Tuesday, March 23, 2010

Spike in capital costs hurts full service carriers

Bangalore: Widening capital-cost gap between the full service carriers (FSCs) and the low cost carriers (LCCs) is giving the latter better pricing power in the market without compromising on volume growth and profits.
This is in stark contrast to the situation a few years back when FSCs were trying to push budget airlines out of the market by offering fares that were at par or lower than those of the LCCs on certain routes.
Industry players and experts say the legacy carriers cannot do that anymore as no-frills airlines have enough cost cushion to adjust their fares to competition without sacrificing yields.
A senior executive with a leading budget airline, who did not want to be named, said at today’s fares and costs, budget airlines SpiceJet, IndiGo and GoAir are able to achieve breakeven load factor more easily than FSCs such as Jet Airways, Kingfisher Airlines and Air India.
“While we (budget carriers) have the usual benefit of lower distribution and infrastructure costs in comparison to the FSCs, in India our capital costs —- including interest, depreciation and lease rentals —- are also lower. This gives us huge cost advantage over them (FSCs),” he said.

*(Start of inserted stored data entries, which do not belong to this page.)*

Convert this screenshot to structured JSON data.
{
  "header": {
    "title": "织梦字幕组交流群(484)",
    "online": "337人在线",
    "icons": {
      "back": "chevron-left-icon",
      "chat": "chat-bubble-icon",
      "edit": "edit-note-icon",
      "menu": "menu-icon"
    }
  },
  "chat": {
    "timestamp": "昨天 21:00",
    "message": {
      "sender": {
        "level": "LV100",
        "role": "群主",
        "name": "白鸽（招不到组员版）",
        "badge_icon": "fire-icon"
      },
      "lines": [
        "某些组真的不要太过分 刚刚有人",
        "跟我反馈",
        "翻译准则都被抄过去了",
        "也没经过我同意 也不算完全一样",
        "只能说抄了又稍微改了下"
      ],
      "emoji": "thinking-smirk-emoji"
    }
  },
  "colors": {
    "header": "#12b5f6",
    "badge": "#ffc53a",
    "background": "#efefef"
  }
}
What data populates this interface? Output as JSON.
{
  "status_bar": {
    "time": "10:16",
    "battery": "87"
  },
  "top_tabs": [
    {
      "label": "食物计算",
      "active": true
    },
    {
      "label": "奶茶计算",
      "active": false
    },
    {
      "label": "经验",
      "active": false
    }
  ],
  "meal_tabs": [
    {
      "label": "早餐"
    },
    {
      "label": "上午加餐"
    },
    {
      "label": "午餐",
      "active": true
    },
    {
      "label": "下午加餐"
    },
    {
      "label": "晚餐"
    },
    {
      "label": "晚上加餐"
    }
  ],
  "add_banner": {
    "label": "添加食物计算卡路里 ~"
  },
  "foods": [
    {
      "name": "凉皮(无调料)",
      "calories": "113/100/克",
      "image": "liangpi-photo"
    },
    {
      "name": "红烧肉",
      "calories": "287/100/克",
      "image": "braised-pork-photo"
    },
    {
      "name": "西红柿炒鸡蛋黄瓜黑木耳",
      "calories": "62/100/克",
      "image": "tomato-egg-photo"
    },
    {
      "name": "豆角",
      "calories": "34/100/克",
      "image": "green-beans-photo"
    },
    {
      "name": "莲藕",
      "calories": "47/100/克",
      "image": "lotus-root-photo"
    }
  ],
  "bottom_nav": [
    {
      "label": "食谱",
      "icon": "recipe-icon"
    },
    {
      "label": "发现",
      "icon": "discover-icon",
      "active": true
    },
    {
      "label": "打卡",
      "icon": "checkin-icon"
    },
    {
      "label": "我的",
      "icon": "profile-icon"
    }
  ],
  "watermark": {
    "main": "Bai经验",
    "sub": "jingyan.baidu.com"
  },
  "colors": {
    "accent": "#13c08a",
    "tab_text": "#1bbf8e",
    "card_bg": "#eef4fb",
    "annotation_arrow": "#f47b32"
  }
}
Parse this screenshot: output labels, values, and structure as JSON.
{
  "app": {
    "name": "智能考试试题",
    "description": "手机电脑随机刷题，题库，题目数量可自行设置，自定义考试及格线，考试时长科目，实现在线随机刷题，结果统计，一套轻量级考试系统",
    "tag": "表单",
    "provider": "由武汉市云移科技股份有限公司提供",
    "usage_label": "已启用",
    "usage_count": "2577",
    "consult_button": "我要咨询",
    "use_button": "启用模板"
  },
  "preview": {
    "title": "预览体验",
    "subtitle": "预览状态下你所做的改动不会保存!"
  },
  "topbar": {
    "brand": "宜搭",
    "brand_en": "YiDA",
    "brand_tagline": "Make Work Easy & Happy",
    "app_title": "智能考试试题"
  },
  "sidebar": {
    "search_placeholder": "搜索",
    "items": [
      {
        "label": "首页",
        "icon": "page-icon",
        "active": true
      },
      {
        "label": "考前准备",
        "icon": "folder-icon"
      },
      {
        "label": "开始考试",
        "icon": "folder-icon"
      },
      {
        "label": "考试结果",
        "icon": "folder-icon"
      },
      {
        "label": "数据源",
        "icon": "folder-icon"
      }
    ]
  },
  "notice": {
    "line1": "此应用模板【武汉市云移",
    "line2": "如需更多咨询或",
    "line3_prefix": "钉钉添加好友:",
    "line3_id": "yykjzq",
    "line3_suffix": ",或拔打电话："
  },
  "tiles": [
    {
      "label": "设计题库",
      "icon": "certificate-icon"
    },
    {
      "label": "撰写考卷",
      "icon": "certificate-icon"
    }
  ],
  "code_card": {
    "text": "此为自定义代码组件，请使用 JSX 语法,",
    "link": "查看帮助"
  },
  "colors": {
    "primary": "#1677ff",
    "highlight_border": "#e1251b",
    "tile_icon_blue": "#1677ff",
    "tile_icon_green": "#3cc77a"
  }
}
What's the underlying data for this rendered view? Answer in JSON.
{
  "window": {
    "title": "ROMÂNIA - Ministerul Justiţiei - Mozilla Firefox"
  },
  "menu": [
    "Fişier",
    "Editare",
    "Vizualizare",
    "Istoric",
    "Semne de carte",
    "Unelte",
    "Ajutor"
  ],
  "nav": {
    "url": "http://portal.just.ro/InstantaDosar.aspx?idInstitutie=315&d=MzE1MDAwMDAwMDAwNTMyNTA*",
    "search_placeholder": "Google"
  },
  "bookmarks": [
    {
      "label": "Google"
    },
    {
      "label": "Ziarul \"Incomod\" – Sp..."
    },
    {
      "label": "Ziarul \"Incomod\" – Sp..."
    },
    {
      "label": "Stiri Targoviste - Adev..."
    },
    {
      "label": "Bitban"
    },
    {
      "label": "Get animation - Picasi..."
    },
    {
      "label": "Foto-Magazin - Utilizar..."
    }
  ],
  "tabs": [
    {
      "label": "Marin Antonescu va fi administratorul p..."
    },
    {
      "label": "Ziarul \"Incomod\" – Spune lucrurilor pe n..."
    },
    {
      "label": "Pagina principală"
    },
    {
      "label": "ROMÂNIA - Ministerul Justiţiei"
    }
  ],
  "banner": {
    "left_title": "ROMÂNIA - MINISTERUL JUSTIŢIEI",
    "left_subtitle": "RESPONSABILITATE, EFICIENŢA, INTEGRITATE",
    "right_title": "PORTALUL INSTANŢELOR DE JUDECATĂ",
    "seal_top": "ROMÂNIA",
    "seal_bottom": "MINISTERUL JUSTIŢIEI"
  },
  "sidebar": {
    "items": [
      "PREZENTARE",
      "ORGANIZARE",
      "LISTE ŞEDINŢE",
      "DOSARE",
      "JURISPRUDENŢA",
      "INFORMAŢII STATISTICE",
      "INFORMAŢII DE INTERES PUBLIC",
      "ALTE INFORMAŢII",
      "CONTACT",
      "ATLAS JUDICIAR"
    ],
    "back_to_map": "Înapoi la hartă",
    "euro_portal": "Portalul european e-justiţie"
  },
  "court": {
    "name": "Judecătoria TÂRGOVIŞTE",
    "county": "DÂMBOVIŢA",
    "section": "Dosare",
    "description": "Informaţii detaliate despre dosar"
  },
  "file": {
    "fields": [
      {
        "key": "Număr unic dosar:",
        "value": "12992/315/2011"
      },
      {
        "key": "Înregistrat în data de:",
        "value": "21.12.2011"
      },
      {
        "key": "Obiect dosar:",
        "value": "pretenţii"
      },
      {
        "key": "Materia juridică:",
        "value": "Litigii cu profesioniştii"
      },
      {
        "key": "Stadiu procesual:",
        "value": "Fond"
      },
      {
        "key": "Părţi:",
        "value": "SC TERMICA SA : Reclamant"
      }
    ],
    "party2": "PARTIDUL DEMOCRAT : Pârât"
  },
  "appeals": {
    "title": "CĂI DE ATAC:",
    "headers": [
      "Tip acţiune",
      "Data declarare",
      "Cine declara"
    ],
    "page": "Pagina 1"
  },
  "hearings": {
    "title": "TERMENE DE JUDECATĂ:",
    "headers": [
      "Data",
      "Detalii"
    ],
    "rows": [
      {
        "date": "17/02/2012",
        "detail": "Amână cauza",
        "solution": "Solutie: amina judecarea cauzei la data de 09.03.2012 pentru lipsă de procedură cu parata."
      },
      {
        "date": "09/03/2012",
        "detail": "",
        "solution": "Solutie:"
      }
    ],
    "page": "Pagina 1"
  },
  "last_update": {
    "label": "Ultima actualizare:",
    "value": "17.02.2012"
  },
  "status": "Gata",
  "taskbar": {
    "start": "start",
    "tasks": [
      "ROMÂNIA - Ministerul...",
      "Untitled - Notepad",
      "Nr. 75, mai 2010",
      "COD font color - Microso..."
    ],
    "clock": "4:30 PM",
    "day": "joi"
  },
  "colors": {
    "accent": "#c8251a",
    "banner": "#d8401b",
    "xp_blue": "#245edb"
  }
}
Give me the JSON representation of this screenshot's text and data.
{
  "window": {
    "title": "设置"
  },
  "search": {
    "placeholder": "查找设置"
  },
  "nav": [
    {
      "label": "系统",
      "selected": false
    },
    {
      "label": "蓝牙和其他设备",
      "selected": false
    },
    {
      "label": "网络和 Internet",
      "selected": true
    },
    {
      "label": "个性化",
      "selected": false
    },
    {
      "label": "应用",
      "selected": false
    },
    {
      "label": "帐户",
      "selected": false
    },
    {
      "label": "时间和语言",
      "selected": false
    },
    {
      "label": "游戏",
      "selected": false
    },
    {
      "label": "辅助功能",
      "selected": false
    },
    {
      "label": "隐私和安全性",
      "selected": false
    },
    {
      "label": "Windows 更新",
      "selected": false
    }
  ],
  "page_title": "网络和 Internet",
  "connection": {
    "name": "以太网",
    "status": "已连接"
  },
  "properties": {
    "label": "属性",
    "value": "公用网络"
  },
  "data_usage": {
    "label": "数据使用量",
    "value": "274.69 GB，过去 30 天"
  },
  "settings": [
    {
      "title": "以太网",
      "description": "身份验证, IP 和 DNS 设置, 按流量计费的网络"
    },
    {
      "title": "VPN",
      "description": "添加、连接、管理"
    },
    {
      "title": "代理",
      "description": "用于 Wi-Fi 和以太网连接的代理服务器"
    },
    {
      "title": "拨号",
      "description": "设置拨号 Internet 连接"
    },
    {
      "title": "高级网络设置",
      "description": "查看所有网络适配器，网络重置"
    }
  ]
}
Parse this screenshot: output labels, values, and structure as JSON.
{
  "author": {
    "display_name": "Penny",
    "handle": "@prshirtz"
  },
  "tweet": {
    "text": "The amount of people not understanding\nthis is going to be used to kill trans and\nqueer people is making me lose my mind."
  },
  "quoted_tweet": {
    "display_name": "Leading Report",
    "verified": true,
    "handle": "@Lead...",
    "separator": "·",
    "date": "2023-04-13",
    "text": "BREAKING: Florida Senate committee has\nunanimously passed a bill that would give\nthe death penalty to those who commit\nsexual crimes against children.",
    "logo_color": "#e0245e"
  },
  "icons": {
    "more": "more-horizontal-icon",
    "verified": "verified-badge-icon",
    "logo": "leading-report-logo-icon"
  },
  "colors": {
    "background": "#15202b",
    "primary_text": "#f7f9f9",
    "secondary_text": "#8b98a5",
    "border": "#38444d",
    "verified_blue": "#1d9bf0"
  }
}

A SpiceJet presentation to investors on its website puts its average cost per available seat kilometre (CASK) between April 2009 and January 2010 at Rs 2.31. This is around 35% lower than Jet’s CASK of Rs 3.60 during the same period.
A report brought out by Citi on Wednesday by analysts Jamshed Dadabhoy and Arvind Sharma says FSCs’ capital costs per passenger have jumped several fold over the last few years while those of budget airlines have remained stable or moved up marginally.